Au début des années 1990, Alcatel Alsthom, premier groupe industriel français, est leader mondial dans ses spécialités. A l’époque le groupe est plus gros que GE ou Siemens dans l’énergie et que Siemens dans les télécoms.

En 1985, CGE la maison mère, futur Alcatel Alsthom, avait acheté 40% de Framatome, l’essentiel du reste du capital étant dans les mains de l’Etat. L’ambition de la CGE était de développer un groupe maîtrisant toutes les techniques d’une centrale nucléaire.

En 1990, le gouvernement de François Mitterrand s’oppose au projet de la CGE d’acquérir 12 % supplémentaires de Framatome. On aboutit laborieusement à un compromis : la majorité du capital de Framatome redevenait publique mais Framatome échappait aux règles du secteur nationalisé et CGE augmentait sa part dans le capital.

Un nouveau projet de prise de contrôle en 1993 se heurte aux réticences des dirigeants de Framatome qui craignent la tutelle d’Alsthom et le Gouvernement fait traîner son approbation.

Et brutalement, le 10 mars 1995, la décision souveraine, sans preuves, d’un juge d’instruction m’interdit du jour au lendemain de travailler pour Alcatel Alsthom. L’instruction se clôturera d’ailleurs 10 ans plus tard par un non-lieu. Mais le processus de déclin est enclenché. Mon successeur Serge Tchuruk prend le contre-pied de la politique qui avait fait d’Alcatel Alsthom un leader en France et à l’international pour se conformer à la mode qui prévalait sur les marchés financiers qui n’aimaient pas les conglomérats.

Il décide de concentrer Alcatel Alsthom sur les télécoms et vend progressivement toutes les autres activités du Groupe. GE, à l’époque déjà et encore aujourd’hui, est le brillant contre-exemple de la réussite d’un conglomérat.

Framatome fut vendu au CEA en 1999. En 1997, lorsque l’anglais GEC, qui avait apporté ses activités énergie à Alsthom en 1989, décide de vendre sa participation, Serge Tchuruk profite de cette opportunité pour… se retirer de l’activité. Les deux actionnaires décident de mettre en bourse leur filiale GecAlsthom après lui avoir retiré une bonne part de sa trésorerie en se faisant payer des dividendes exceptionnels. GecAlsthom désormais indépendant devient Alstom et AlcatelAlsthom, Alcatel.

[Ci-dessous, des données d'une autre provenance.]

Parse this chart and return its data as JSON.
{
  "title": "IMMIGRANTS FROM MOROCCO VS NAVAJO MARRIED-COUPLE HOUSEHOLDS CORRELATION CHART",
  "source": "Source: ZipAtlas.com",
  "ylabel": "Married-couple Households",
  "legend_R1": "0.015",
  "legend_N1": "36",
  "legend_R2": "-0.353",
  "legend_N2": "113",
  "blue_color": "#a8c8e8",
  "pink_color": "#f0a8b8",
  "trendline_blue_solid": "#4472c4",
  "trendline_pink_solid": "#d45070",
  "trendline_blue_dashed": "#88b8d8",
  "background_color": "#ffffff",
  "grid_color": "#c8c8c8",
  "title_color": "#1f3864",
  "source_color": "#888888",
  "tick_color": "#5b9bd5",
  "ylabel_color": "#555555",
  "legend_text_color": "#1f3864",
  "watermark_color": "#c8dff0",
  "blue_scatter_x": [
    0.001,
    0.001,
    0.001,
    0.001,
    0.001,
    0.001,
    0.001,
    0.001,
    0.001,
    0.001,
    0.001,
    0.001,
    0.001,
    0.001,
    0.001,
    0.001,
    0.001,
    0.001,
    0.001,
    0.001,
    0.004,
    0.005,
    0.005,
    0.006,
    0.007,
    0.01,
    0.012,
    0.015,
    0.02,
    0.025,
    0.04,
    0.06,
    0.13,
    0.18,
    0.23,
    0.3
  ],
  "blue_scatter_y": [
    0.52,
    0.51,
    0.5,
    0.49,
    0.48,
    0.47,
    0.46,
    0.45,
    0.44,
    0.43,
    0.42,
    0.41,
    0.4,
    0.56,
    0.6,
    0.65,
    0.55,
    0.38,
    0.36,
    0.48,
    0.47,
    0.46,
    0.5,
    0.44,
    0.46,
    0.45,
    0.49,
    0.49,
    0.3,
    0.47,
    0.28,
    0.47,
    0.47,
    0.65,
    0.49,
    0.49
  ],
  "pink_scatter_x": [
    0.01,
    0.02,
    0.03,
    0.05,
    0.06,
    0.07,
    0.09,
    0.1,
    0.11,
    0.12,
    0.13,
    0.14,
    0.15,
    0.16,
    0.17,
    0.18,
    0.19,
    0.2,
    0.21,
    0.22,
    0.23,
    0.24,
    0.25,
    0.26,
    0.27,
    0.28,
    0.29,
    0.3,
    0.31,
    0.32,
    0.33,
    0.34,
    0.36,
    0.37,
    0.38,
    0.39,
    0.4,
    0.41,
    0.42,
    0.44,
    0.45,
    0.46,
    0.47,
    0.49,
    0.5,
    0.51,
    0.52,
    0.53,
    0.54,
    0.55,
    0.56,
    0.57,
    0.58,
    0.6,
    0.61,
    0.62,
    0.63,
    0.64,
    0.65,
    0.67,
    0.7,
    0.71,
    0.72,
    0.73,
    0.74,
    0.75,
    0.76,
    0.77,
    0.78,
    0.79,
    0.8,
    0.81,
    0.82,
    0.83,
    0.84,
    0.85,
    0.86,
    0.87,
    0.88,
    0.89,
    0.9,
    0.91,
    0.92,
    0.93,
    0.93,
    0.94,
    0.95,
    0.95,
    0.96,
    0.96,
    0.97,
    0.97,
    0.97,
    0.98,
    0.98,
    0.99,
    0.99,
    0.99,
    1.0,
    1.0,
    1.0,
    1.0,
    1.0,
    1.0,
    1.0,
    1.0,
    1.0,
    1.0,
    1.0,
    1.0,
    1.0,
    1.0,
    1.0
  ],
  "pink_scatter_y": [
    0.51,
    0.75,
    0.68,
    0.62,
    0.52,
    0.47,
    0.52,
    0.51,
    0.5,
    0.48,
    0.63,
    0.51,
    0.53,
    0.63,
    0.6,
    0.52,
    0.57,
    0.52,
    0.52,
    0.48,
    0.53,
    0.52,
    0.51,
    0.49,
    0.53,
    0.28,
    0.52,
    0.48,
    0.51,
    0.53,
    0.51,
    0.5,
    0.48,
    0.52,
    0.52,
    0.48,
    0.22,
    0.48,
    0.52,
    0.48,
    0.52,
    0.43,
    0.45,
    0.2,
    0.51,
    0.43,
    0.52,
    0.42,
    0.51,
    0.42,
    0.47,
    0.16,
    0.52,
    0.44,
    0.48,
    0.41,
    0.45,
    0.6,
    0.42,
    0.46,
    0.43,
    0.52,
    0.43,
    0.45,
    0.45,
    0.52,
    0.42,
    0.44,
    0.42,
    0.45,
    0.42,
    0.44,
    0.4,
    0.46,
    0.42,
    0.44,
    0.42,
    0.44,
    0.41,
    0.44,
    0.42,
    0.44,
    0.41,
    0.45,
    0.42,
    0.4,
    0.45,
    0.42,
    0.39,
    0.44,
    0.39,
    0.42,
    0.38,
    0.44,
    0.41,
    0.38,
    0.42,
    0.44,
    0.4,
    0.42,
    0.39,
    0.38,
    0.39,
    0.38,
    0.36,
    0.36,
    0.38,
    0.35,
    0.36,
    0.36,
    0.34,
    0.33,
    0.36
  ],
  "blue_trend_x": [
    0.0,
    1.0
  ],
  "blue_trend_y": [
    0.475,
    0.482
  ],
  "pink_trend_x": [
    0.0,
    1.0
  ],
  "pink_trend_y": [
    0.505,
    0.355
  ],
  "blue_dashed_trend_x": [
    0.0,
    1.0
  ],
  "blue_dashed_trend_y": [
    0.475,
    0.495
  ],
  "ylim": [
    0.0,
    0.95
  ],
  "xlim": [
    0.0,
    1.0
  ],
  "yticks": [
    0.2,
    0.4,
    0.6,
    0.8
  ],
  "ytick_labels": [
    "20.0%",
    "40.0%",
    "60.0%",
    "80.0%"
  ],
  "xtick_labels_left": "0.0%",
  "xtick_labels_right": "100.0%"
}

Mais pour minimiser le coût fiscal de l’opération, les actionnaires décident de transférer les actifs et passifs à une nouvelle société qui elle serait mise en bourse. Dans les actifs figure une société qui produit les turbines haut de gamme sous licence GE.Alstom possède 90% de cette filiale et GE 10%. GE fait observer que la licence interdit un changement d’actionnaire et refuse de la maintenir. Pour sortir de l’imbroglio Alstom vend la totalité des actions de sa filiale à GE.

Les conséquences dommageables pour Alstom ne s’arrêtent pas là. Très affaiblie dans les turbines, la société acquiert l’activité turbine d’ABB. Cette acquisition entraîne de lourdes pertes pour Alstom déjà privé de sa trésorerie, d’où le risque de faillite au début des années 2000 qui allait entraîner l’intervention de l’Etat.
Ce rappel de l’histoire d’Alstom est riche d’enseignements.

Les interventions de la puissance publique ne sont pas forcément bénéfiques pour le développement de l’industrie, lorsqu’elles sont empreintes de considérations politiques ou partisanes. C’est une décision judiciaire arbitraire et brutale qui nous a empêchés de constituer autour d’Alstom un ensemble industriel capable de fabriquer la totalité des centrales nucléaires. Les pouvoirs publics en déplorent aujourd’hui l’absence.

Il nous reste à espérer que l’issue de la crise actuelle repose seulement sur des analyses industrielles et non sur des constructions administratives ou technocratiques. Les meilleurs juges restent le Président de la société et son Conseil d’Administration.